Wright Thompson the ESPN writer, says: “I’d always rather write a piece because I’m in complete control of it.”
Wright Thompson the “30 for 30″ documentary film maker, says: “With the documentary, I am responsible for something I don’t have authority over.”
Fortunately for Thompson — and viewers — he’s serves in both capacities for tonight’s “Ghosts of Ole Miss” premiere on ESPN (8 p.m. ET).
“That said, the process was also much easier, since [Peabody Award-winning] director Fritz Mitchell and [producer] Wendy Yamano did the heavy lifting,” Thompson said. “My responsibilities involved writing and voicing it, which is the fun part of story telling. I may have also carried a tripod once.”
Ghosts of Ole Miss is based off the Mississippi native’s 2009 ESPN.com feature. It chronicles the 1962 Rebel football team’s undefeated season against the backdrop of the integration of the University of Mississippi.
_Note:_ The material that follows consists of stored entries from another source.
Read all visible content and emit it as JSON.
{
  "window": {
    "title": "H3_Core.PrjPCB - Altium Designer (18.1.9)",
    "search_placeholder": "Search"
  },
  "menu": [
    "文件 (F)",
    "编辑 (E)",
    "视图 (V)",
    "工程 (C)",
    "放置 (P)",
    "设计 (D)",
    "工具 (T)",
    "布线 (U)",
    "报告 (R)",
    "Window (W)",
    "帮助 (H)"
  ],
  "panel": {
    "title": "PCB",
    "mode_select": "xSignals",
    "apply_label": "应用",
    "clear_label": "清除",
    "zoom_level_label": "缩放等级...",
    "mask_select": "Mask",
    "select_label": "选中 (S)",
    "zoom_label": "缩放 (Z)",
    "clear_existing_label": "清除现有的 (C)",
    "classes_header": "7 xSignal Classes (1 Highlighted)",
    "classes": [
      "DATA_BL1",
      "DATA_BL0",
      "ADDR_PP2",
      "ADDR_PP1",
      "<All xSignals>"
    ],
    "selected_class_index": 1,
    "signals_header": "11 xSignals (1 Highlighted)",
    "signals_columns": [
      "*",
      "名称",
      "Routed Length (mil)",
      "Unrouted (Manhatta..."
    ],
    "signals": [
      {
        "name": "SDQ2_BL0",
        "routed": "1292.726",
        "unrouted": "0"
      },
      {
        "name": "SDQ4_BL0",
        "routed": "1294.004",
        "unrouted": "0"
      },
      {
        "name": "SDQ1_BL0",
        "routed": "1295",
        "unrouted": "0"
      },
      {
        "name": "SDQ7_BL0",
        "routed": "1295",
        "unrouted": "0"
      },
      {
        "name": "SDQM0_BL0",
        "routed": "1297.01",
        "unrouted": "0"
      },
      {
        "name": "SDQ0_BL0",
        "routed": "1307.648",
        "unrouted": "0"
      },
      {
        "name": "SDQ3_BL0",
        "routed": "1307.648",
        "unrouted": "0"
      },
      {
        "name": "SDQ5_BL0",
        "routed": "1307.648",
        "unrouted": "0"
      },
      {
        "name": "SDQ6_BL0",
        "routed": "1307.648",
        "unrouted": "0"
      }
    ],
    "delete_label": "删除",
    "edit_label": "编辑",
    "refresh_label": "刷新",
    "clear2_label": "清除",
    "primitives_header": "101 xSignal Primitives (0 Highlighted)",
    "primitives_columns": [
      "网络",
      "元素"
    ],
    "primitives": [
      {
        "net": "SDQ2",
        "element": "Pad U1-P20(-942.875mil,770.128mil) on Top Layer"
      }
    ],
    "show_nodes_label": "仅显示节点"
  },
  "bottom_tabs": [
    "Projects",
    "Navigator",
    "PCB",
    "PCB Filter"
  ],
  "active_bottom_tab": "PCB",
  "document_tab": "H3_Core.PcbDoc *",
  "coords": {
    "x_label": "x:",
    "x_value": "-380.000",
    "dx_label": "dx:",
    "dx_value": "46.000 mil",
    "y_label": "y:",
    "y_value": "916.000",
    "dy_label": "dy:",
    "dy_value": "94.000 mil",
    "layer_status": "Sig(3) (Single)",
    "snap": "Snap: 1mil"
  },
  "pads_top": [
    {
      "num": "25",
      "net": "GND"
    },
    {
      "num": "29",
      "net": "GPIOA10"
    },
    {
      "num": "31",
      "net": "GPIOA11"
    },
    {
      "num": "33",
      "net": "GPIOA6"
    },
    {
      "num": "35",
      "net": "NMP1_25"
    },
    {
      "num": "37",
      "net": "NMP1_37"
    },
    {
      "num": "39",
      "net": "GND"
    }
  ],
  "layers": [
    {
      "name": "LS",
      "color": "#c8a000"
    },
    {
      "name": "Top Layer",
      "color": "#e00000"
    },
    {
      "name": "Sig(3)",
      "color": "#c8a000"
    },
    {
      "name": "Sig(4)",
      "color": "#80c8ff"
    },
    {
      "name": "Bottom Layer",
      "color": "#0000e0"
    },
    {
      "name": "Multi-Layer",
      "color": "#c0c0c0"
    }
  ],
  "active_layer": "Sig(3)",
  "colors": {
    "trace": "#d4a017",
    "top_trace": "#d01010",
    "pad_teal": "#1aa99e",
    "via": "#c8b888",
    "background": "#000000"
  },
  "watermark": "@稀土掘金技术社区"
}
Front Row caught up with Mitchell and Thompson to get their thoughts on the documentary.
Who were you able to interview for the film? What did their interviews and perspectives bring to the film?
Mitchell: The way I rounded up interviews was to focus on a mixture of football players, students in the riots, a former governor, a reporter, school administrators, James Meredith, an author, some military people and some current Ole Miss staff in order to advance the story.
Each interviewee fits somewhere in the category of football, civil rights or generalist. Obviously, there is a lot of crossover. Because of the severity of the riots, the events are still pretty fresh in peoples’ minds.
One of the interview subjects, William Doyle, wrote the definitive book on the riots called An American Insurrection. In his book, he put you in every corner of the campus during the riots. Wright Thompson’s story is effective that way as well. I tried to emulate that.
Most of the interview subjects were really fun to talk with because they lived through such an interesting, albeit painful period in American history. The 1962 team was difficult at times because their season has been so overshadowed by the integration of the university. While each player was friendly and gracious with his time, I felt like they would rather be talking about football than the riots. Sam Owen, a guard on the team, said “it was like pulling a scab off an old wound.” Mississippi has been portrayed poorly in Hollywood films so there is a natural wariness when one starts asking questions that involve race.
This is your second 30 for 30 film. What draws you to stories like these?
Mitchell: It’s hard for me to put a finger on why I am drawn to stories in the South. I like places that feel different in a country where so much seems the same. The people are incredibly friendly and genuine. It’s a region that’s seen so much conflict. Southerners are wonderful story tellers and Wright falls in that tradition. Between story, landscape and having the opportunity to work with Wright, I was very fortunate.
Why do you think that team’s story has been forgotten over the years?
Thompson: Because so many events of that year regarding integration bring such shame to the state, there’s a desire to want to leave it in the past. It’s impossible to discuss that team without discussing the events of the fall, so I think, perhaps without realizing, both were left to collect dust.